Lateral flow tests a 'very small price to pay in helping us emerge as a nation from this lengthy pandemic'
Hundreds of secondary school students have had their first lateral flow tests and have learned how to take them at home.
Under the government's roadmap for schools in England to safely reopen from Monday (March 8), teachers and secondary school students have been given access to rapid testing.
St Philip Howard Catholic School, in Barnham, said it will be 'very pleased' to welcome all children back and believes the lateral flow testing will provide 'important data and information', from which national decisions can be made about the further relaxation of lockdown measures.
A school spokesperson said: "Questions have been raised in the media about the reliability of the lateral flow tests, however we believe that, together with all the other measures in place, these are important to engage with.
"The tests are only for those who are not displaying any symptoms of Covid-19 (i.e. the person may possibly be an asymptomatic carrier) and so as such any cases detected is going to be better than not testing at all."
A further two tests will be taken at school in the coming weeks before parents and staff will be able to test from home, undertaken twice weekly.
"We’d urge all families with children in school to support these initiatives across West Sussex," the school spokesperson said.
"The tests are not overly invasive and whilst take a little getting used to, they are a very small price to pay in helping us emerge as a nation from this lengthy pandemic."
Guidance will be sent to parents when the tests are to be taken from home.
"There are many measures in place to keep our children and staff happy and healthy in our schools.
"At SPH we continue to temperature check all those in school every day (well over 1,200 of us), there are one-way systems in place, hand sanitiser in every room, split breaks and lunches to manage numbers and a staggered end to the day to minimise numbers at the railway station.
"Face masks, whilst previously only worn in corridors, will now (for the next few weeks) be worn in lessons too.
"This may present some challenges as we all know that teaching relies on great communication (both verbal and visual), however we are confident all this can be managed appropriately and as usual we’ll quickly become accustomed to another new ‘normal’.
"This pandemic has presented us with so many challenges as a society and it would be quite understandable, given the amount of loss and suffering, to feel rather pessimistic and gloomy.
"There is, though, light at the end of the tunnel and we all give great thanks for the incredible progress made by scientists in such a short period of time; the vaccination programme really is quite amazing."
Digital Detox Days offer opportunity to take a break from devices
St Philip Howard Catholic School said staff have been 'very conscious' of the amount of time our students have been spending in front of devices each day in order to access their six online, live lessons every day.
To 'redress the balance' and 'ensure we could help to boost their mental and physical health', the school hosted two Digital Detox Days this term.
The days were designed to give students the opportunity to take part in reflective tasks, physical challenges and creative activities.
All year groups from 7 to 13 took part and despite the challenge of not relying on any form of device at all, the feedback from the days has been 'overwhelmingly positive'.
The school spokesperson continued: "Students have spoken about how they took the chance to: read, bake, get out on their bikes and learn new skills such as sewing, cooking, creating agility courses for pets, spending quality time with siblings and much more.

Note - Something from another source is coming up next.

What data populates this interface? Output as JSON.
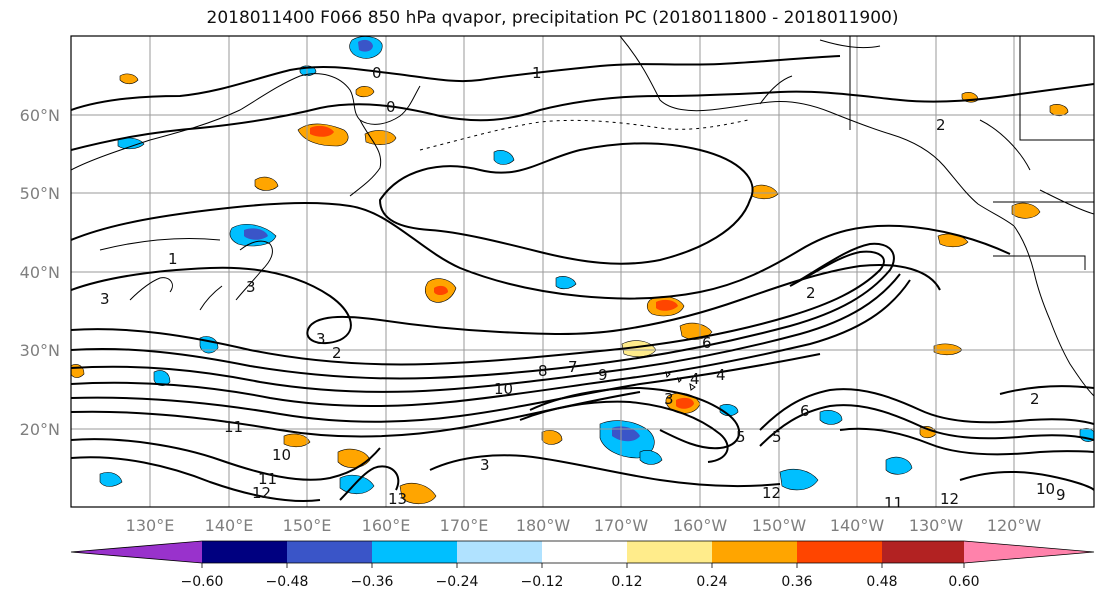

"As much as we have all come to rely on our digital devices every day, the benefits from having time away from them is important.
"Simply being outside can increase the levels of more restful sleep patterns, better posture, improved brain function, the opportunity to exercise and give them time to reflect.
"In school our key worker and vulnerable children have participated in activities that have served as an introduction to the Duke of Edinburgh scheme, involving: baking, physical challenges, tent building, mental challenges and campfires (complete with toasted marshmallows).
"They have continued to be an amazing group that have worked hard in school every day and certainly embraced the opportunity for some respite and downtime, with great enthusiasm.
"During the second Digital Detox Day students and their parents had an online appointment with their form tutor.
"This pastoral check-in allowed us to facilitate one-to-one support, alleviate any concerns and worries regarding their studies and put in place any additional interventions ready for their return to school on Monday."